Der in französische, in New York lebende Künstler Antoine Catala setzt sich mit der Frage auseinander, wie digitale Medien unsere Beziehung zu Bildern verändert haben. Wer heute das Wort Teetasse in eine Suchmaschine eingibt, stößt nicht nur auf Fotos, sondern auch auf Programme für die Herstellung von Teetassen im 3D-Drucker.

Antoine Catala: “Es besteht eine materielle Wechselbeziehung zwischen dem Bild, dem Objekt und dem Wort. Und alle Werke in diesem Raum befinden sich im Fluss, zwischen Bild, Objekt und Wort”.

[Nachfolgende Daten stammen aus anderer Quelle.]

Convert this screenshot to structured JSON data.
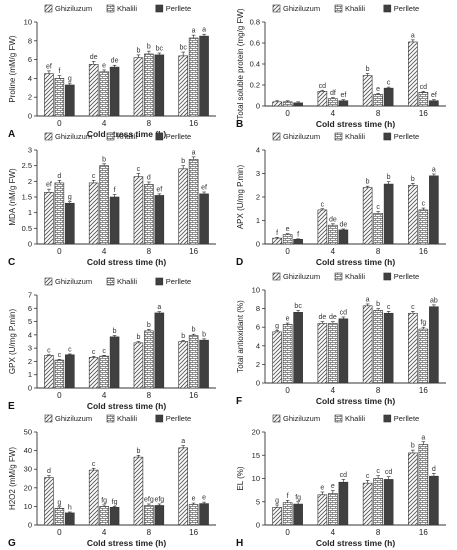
{
  "legend_labels": [
    "Ghiziluzum",
    "Khalili",
    "Perllete"
  ],
  "chart_data": [
    {
      "type": "bar",
      "panel_letter": "A",
      "ylabel": "Proline (mM/g FW)",
      "xlabel": "Cold stress time (h)",
      "categories": [
        "0",
        "4",
        "8",
        "16"
      ],
      "ylim": [
        0,
        10
      ],
      "yticks": [
        0,
        2,
        4,
        6,
        8,
        10
      ],
      "series": [
        {
          "name": "Ghiziluzum",
          "values": [
            4.5,
            5.5,
            6.2,
            6.4
          ],
          "errors": [
            0.3,
            0.3,
            0.3,
            0.4
          ],
          "letters": [
            "ef",
            "de",
            "b",
            "bc"
          ]
        },
        {
          "name": "Khalili",
          "values": [
            4.0,
            4.7,
            6.6,
            8.3
          ],
          "errors": [
            0.3,
            0.2,
            0.3,
            0.3
          ],
          "letters": [
            "f",
            "e",
            "b",
            "a"
          ]
        },
        {
          "name": "Perllete",
          "values": [
            3.3,
            5.2,
            6.5,
            8.5
          ],
          "errors": [
            0.2,
            0.2,
            0.2,
            0.2
          ],
          "letters": [
            "g",
            "de",
            "bc",
            "a"
          ]
        }
      ]
    },
    {
      "type": "bar",
      "panel_letter": "B",
      "ylabel": "Total soluble protein (mg/g FW)",
      "xlabel": "Cold stress time (h)",
      "categories": [
        "0",
        "4",
        "8",
        "16"
      ],
      "ylim": [
        0,
        0.8
      ],
      "yticks": [
        0,
        0.2,
        0.4,
        0.6,
        0.8
      ],
      "series": [
        {
          "name": "Ghiziluzum",
          "values": [
            0.04,
            0.14,
            0.29,
            0.61
          ],
          "errors": [
            0.01,
            0.01,
            0.02,
            0.02
          ],
          "letters": [
            "",
            "cd",
            "b",
            "a"
          ]
        },
        {
          "name": "Khalili",
          "values": [
            0.04,
            0.07,
            0.11,
            0.13
          ],
          "errors": [
            0.01,
            0.01,
            0.01,
            0.01
          ],
          "letters": [
            "",
            "df",
            "e",
            "cd"
          ]
        },
        {
          "name": "Perllete",
          "values": [
            0.03,
            0.05,
            0.17,
            0.05
          ],
          "errors": [
            0.01,
            0.01,
            0.01,
            0.01
          ],
          "letters": [
            "",
            "ef",
            "c",
            "ef"
          ]
        }
      ]
    },
    {
      "type": "bar",
      "panel_letter": "C",
      "ylabel": "MDA (nM/g FW)",
      "xlabel": "Cold stress time (h)",
      "categories": [
        "0",
        "4",
        "8",
        "16"
      ],
      "ylim": [
        0,
        3
      ],
      "yticks": [
        0,
        0.5,
        1,
        1.5,
        2,
        2.5,
        3
      ],
      "series": [
        {
          "name": "Ghiziluzum",
          "values": [
            1.65,
            1.95,
            2.15,
            2.4
          ],
          "errors": [
            0.1,
            0.08,
            0.1,
            0.1
          ],
          "letters": [
            "ef",
            "c",
            "c",
            "b"
          ]
        },
        {
          "name": "Khalili",
          "values": [
            1.95,
            2.5,
            1.9,
            2.7
          ],
          "errors": [
            0.08,
            0.06,
            0.08,
            0.08
          ],
          "letters": [
            "d",
            "b",
            "d",
            "a"
          ]
        },
        {
          "name": "Perllete",
          "values": [
            1.3,
            1.5,
            1.55,
            1.6
          ],
          "errors": [
            0.05,
            0.08,
            0.05,
            0.06
          ],
          "letters": [
            "g",
            "f",
            "ef",
            "ef"
          ]
        }
      ]
    },
    {
      "type": "bar",
      "panel_letter": "D",
      "ylabel": "APX (U/mg P.min)",
      "xlabel": "Cold stress time (h)",
      "categories": [
        "0",
        "4",
        "8",
        "16"
      ],
      "ylim": [
        0,
        4
      ],
      "yticks": [
        0,
        1,
        2,
        3,
        4
      ],
      "series": [
        {
          "name": "Ghiziluzum",
          "values": [
            0.25,
            1.45,
            2.4,
            2.5
          ],
          "errors": [
            0.03,
            0.05,
            0.06,
            0.08
          ],
          "letters": [
            "f",
            "c",
            "b",
            "b"
          ]
        },
        {
          "name": "Khalili",
          "values": [
            0.4,
            0.8,
            1.3,
            1.45
          ],
          "errors": [
            0.04,
            0.06,
            0.08,
            0.08
          ],
          "letters": [
            "e",
            "de",
            "c",
            "c"
          ]
        },
        {
          "name": "Perllete",
          "values": [
            0.2,
            0.6,
            2.55,
            2.9
          ],
          "errors": [
            0.02,
            0.04,
            0.1,
            0.08
          ],
          "letters": [
            "f",
            "de",
            "b",
            "a"
          ]
        }
      ]
    },
    {
      "type": "bar",
      "panel_letter": "E",
      "ylabel": "GPX (U/mg P.min)",
      "xlabel": "Cold stress time (h)",
      "categories": [
        "0",
        "4",
        "8",
        "16"
      ],
      "ylim": [
        0,
        7
      ],
      "yticks": [
        0,
        1,
        2,
        3,
        4,
        5,
        6,
        7
      ],
      "series": [
        {
          "name": "Ghiziluzum",
          "values": [
            2.45,
            2.3,
            3.4,
            3.5
          ],
          "errors": [
            0.05,
            0.08,
            0.1,
            0.08
          ],
          "letters": [
            "c",
            "c",
            "b",
            "b"
          ]
        },
        {
          "name": "Khalili",
          "values": [
            2.1,
            2.4,
            4.3,
            3.95
          ],
          "errors": [
            0.05,
            0.06,
            0.12,
            0.1
          ],
          "letters": [
            "c",
            "c",
            "b",
            "b"
          ]
        },
        {
          "name": "Perllete",
          "values": [
            2.5,
            3.85,
            5.65,
            3.6
          ],
          "errors": [
            0.06,
            0.1,
            0.1,
            0.1
          ],
          "letters": [
            "c",
            "b",
            "a",
            "b"
          ]
        }
      ]
    },
    {
      "type": "bar",
      "panel_letter": "F",
      "ylabel": "Total antioxidant (%)",
      "xlabel": "Cold stress time (h)",
      "categories": [
        "0",
        "4",
        "8",
        "16"
      ],
      "ylim": [
        0,
        10
      ],
      "yticks": [
        0,
        2,
        4,
        6,
        8,
        10
      ],
      "series": [
        {
          "name": "Ghiziluzum",
          "values": [
            5.5,
            6.4,
            8.3,
            7.5
          ],
          "errors": [
            0.15,
            0.2,
            0.2,
            0.2
          ],
          "letters": [
            "g",
            "de",
            "a",
            "c"
          ]
        },
        {
          "name": "Khalili",
          "values": [
            6.3,
            6.4,
            7.8,
            5.8
          ],
          "errors": [
            0.15,
            0.2,
            0.2,
            0.2
          ],
          "letters": [
            "e",
            "de",
            "b",
            "fg"
          ]
        },
        {
          "name": "Perllete",
          "values": [
            7.6,
            6.9,
            7.5,
            8.2
          ],
          "errors": [
            0.2,
            0.2,
            0.2,
            0.2
          ],
          "letters": [
            "bc",
            "cd",
            "c",
            "ab"
          ]
        }
      ]
    },
    {
      "type": "bar",
      "panel_letter": "G",
      "ylabel": "H2O2 (mM/g FW)",
      "xlabel": "Cold stress time (h)",
      "categories": [
        "0",
        "4",
        "8",
        "16"
      ],
      "ylim": [
        0,
        50
      ],
      "yticks": [
        0,
        10,
        20,
        30,
        40,
        50
      ],
      "series": [
        {
          "name": "Ghiziluzum",
          "values": [
            25.5,
            29.5,
            36.5,
            41.5
          ],
          "errors": [
            1.0,
            1.0,
            1.0,
            1.2
          ],
          "letters": [
            "d",
            "c",
            "b",
            "a"
          ]
        },
        {
          "name": "Khalili",
          "values": [
            9.0,
            10.0,
            10.5,
            11.0
          ],
          "errors": [
            0.8,
            0.8,
            0.8,
            0.8
          ],
          "letters": [
            "g",
            "fg",
            "efg",
            "e"
          ]
        },
        {
          "name": "Perllete",
          "values": [
            6.5,
            9.5,
            10.5,
            11.5
          ],
          "errors": [
            0.5,
            0.5,
            0.8,
            0.8
          ],
          "letters": [
            "h",
            "fg",
            "efg",
            "e"
          ]
        }
      ]
    },
    {
      "type": "bar",
      "panel_letter": "H",
      "ylabel": "EL (%)",
      "xlabel": "Cold stress time (h)",
      "categories": [
        "0",
        "4",
        "8",
        "16"
      ],
      "ylim": [
        0,
        20
      ],
      "yticks": [
        0,
        5,
        10,
        15,
        20
      ],
      "series": [
        {
          "name": "Ghiziluzum",
          "values": [
            3.8,
            6.5,
            9.0,
            15.5
          ],
          "errors": [
            0.5,
            0.6,
            0.6,
            0.6
          ],
          "letters": [
            "g",
            "e",
            "c",
            "b"
          ]
        },
        {
          "name": "Khalili",
          "values": [
            4.8,
            6.8,
            10.0,
            17.3
          ],
          "errors": [
            0.5,
            0.6,
            0.6,
            0.6
          ],
          "letters": [
            "f",
            "e",
            "c",
            "a"
          ]
        },
        {
          "name": "Perllete",
          "values": [
            4.5,
            9.2,
            9.8,
            10.5
          ],
          "errors": [
            0.5,
            0.6,
            0.6,
            0.6
          ],
          "letters": [
            "fg",
            "cd",
            "cd",
            "d"
          ]
        }
      ]
    }
  ]
}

Der Videokünstler Ming Wong inszeniert sich selbst. Er dreht bekannte Filme nach und übernimmt die Hauptrollen. Seine Installation auf der Biennale ist eine Hommage an das japanische Kino. Drei Filme hat der in Singapur geborene und in Berlin lebende Künstler auf seine ganz persönliche Weise neu inszeniert, um herauszufinden, wie es sich anfühlt, Japaner zu sein.

Ming Wong: “Ich musste Kabuki erlernen und die japanische Aussprache üben. Ich habe mit einem japanischen Drehteam in einem japanischen System gearbeitet. Und ich habe mich unglaublich angestrengt, um die zeitgenössische Identität Japans zu erfassen.”

Bei der Eröffnung der Kunstbiennale in Lyon war auch die französiche Kulturministerin anwesend und hatte ein offenes Ohr für die Botschaften der ausgestellten Künstler.
“Der Künstler macht einen Vorschlag, dem muss mann nicht folgen. Niemand ist gezwungen, auf einen Künstler einzugehen. Es ist ein Vorschlag und insofern ein respektvolle Annäherung. Das ansich ist schon eine positive Botschaft in einer extrem materialistischen und zweckorientierten Welt.”

80 Prozent der Arbeiten wurden eigens für die bis zum 5. Januar 2014 dauernde Biennale geschaffen. Sie zählt mit einem Budget von 9 Millionen Euro und 200 000 Besuchern zu den wichtigsten internationalen Kunstausstellungen Europas.